Le parquet avait saisi le président de l’Assemblée nationale, le 28 octobre dernier afin d’opérer une main levée d’immunité parlementaire concernant 4 députés : Abou Achirafi, Dossar Mohamed, Ali Mhadji et Abdallah Tocha Djohar. Le bureau du parlement s’est réuni le 03 octobre dernier. Il a répondu favorablement à la demande du procureur concernant Dossar Mohamed, Ali Mhadji et Abdallah Tocha Djohar. Le député Abou Achirafi a été exclu de la liste.

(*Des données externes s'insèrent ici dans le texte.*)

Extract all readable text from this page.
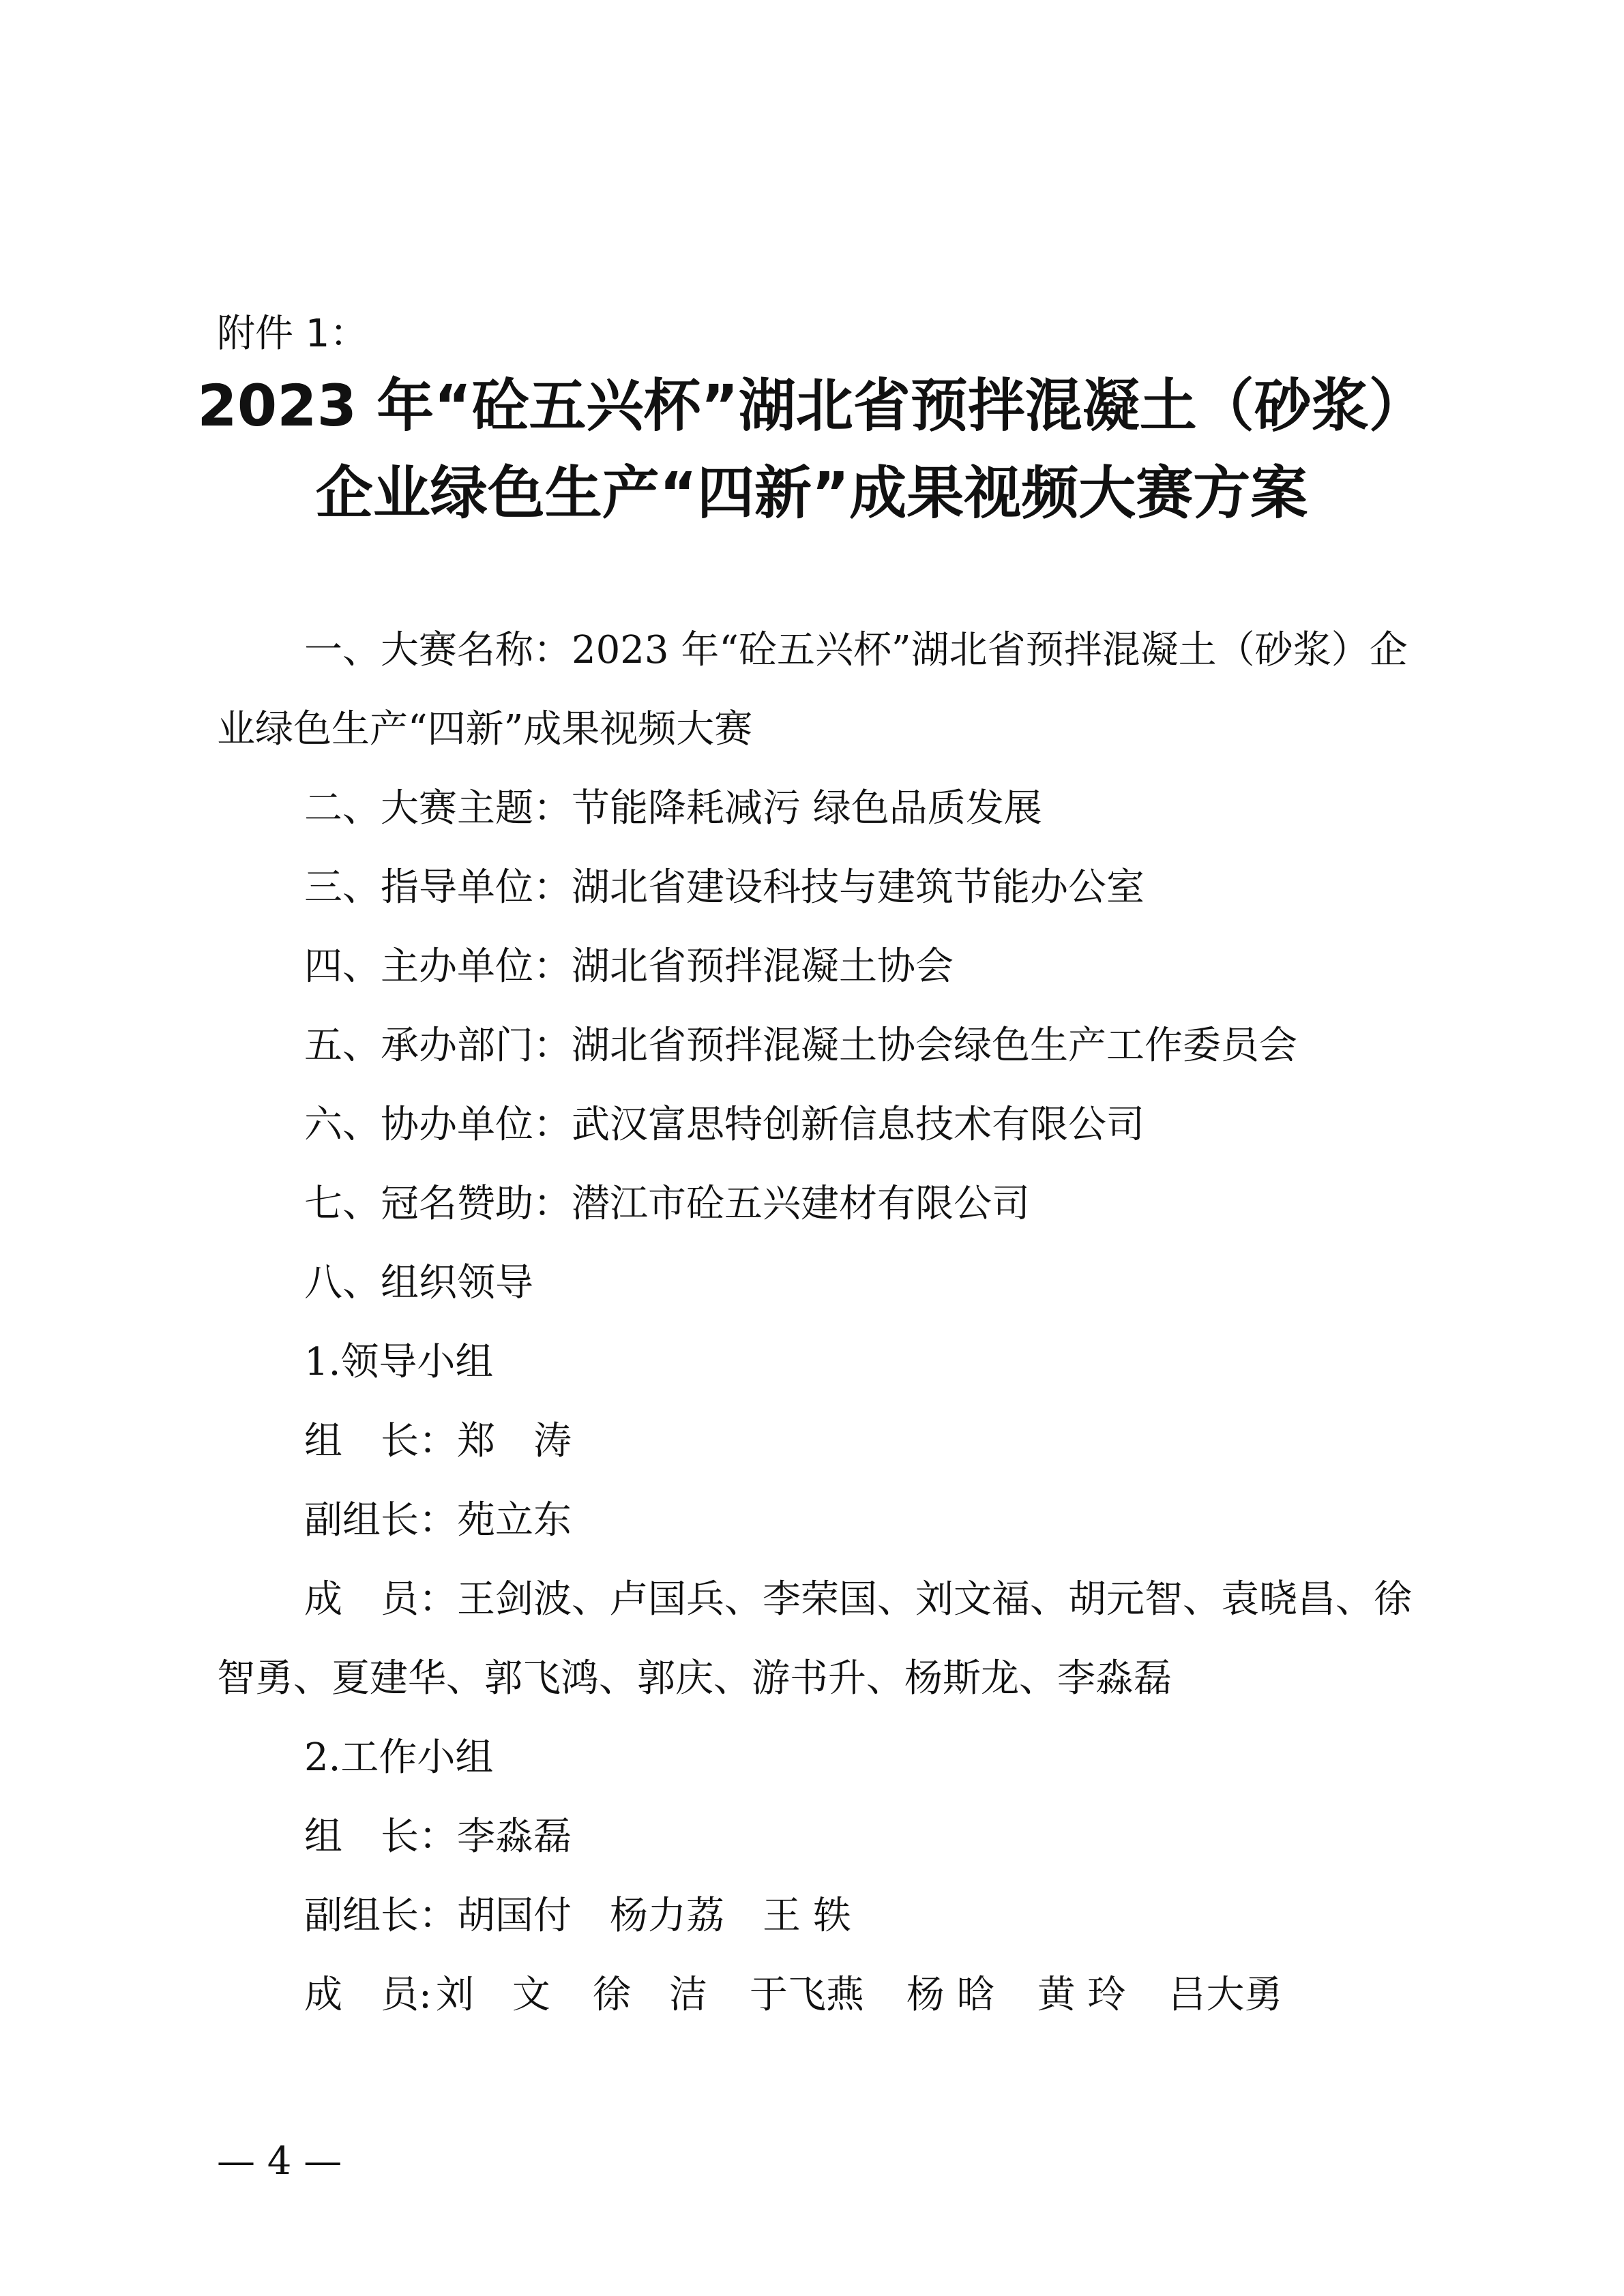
附件 1：
2023 年“砼五兴杯”湖北省预拌混凝土（砂浆）
企业绿色生产“四新”成果视频大赛方案

一、大赛名称：2023 年“砼五兴杯”湖北省预拌混凝土（砂浆）企业绿色生产“四新”成果视频大赛

二、大赛主题：节能降耗减污 绿色品质发展

三、指导单位：湖北省建设科技与建筑节能办公室

四、主办单位：湖北省预拌混凝土协会

五、承办部门：湖北省预拌混凝土协会绿色生产工作委员会

六、协办单位：武汉富思特创新信息技术有限公司

七、冠名赞助：潜江市砼五兴建材有限公司

八、组织领导

1.领导小组

组　长：郑　涛

副组长：苑立东

成　员：王剑波、卢国兵、李荣国、刘文福、胡元智、袁晓昌、徐智勇、夏建华、郭飞鸿、郭庆、游书升、杨斯龙、李淼磊

2.工作小组

组　长：李淼磊

副组长：胡国付　杨力荔　王 轶

成　员: 刘　文 徐　洁 于飞燕 杨 晗 黄 玲 吕大勇
— 4 —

Le bureau de l’Assemblée a estimé que cet ancien patron de la direction nationale de la sûreté et de la sécurité du territoire national « avait déjà été entendu sur la même affaire par le même juge d’instruction chargé actuellement du dossier qui l'avait bénéficié d’une liberté provisoire », pouvait-on lire dans le courrier du 03 octobre émanant du bureau de l’Assemblée, adressé au procureur de la république de Moroni, Mohamed Abdou. Pour l’avocat au barreau de Moroni, Me Abdoulbastoi Moudjahidi, l’argumentation fournie par le Bureau de l’Assemblée ne peut pas tenir.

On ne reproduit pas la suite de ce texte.